New Brunswick

Economic growth slow in face of trade uncertainty, aging population

Finance Minister Ernie Steeves says the province's aging population will strain services, which will inhibit New Brunswick's economic growth.

Economy is expected to expand by only 0.6 per cent in 2019

Finance Minister Ernie Steeves said weaker growth from domestic and international trade partners will contribute to slower economic growth for New Brunswick in 2019. (Maria Jose Burgos/CBC)

The New Brunswick economy is expected to expand by only 0.6 per cent in 2019, as growth forecasters lower their expectations nationally and internationally.

Growth in New Brunswick's aquaculture, forestry and energy sectors is expected to be hampered by labour shortages, the softwood lumber dispute and repairs to the Saint John oil refinery after the explosion last October.

On the employment front, no growth is forecast. 

The economic outlook released by the province said the aging population will also hinder economic growth in 2019 as the youngest baby boomers hit 55. New Brunswick has one of the highest proportions in Canada of people in the 55-plus age group, at 36.8 per cent.

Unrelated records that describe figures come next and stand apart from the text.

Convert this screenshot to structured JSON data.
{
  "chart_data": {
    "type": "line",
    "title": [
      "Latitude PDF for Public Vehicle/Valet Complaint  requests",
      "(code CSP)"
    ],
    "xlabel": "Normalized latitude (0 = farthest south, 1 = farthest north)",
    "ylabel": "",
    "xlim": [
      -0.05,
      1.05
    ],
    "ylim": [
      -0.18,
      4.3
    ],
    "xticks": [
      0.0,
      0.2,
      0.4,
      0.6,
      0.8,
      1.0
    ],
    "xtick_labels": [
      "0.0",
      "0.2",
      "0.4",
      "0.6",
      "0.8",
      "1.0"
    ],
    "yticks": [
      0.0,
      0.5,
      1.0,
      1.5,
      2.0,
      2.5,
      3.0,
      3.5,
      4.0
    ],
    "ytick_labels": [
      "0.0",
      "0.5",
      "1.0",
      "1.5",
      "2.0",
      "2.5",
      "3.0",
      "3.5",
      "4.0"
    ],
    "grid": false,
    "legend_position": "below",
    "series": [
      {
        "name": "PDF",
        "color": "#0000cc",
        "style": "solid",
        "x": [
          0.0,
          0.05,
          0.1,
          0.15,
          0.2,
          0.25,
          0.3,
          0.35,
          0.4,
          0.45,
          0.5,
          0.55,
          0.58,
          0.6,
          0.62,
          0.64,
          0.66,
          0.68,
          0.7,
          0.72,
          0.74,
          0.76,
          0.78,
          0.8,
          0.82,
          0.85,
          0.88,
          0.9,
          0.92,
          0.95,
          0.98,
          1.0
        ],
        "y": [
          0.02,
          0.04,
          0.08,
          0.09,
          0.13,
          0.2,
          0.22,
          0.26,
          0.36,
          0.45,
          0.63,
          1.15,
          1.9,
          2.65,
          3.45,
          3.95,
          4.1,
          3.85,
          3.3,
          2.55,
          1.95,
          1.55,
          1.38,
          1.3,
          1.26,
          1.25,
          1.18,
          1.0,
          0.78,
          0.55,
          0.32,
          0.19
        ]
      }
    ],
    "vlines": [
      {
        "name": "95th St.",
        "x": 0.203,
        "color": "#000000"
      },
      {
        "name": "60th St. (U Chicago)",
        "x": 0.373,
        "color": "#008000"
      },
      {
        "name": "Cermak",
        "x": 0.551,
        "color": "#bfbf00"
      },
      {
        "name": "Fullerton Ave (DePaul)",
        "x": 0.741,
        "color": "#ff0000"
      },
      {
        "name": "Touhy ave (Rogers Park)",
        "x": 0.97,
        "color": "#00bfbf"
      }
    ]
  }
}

In his budget speech, Finance Minister Ernie Steeves said the province cannot rely on additional tax increases to solve the strain this demographic shift will put on services.

"Our demographics will challenge economic and revenue growth potential and increase demand for services such as health care," Steeves said.

Trade uncertainty and weaker growth from New Brunswick's international and domestic trading partners also mean any future economic growth will be slow, he said.

Despite the signing of CUSMA, the new trade agreement with the U.S. and Mexico, investment and exports will likely be limited until each country ratifies and implements the deal.

For 2018, the Department of Finance has estimated real economic growth of 0.9 per cent.

Manufacturing sales, housing starts and trade showed gains at the beginning of the year, but a slowdown was observed by the fourth quarter. However, income, investment in non-residential building construction and population showed stronger than expected growth.

Employment grew by 0.3 per cent in 2018, the second consecutive year growth has been registered. No employment growth is expected for 2019, but Treasury Board anticipates household income growth of two per cent.

Steeves said as the government continues to work toward reducing the net debt and limiting spending, it is committed to boosting the economy over time by lowering taxes.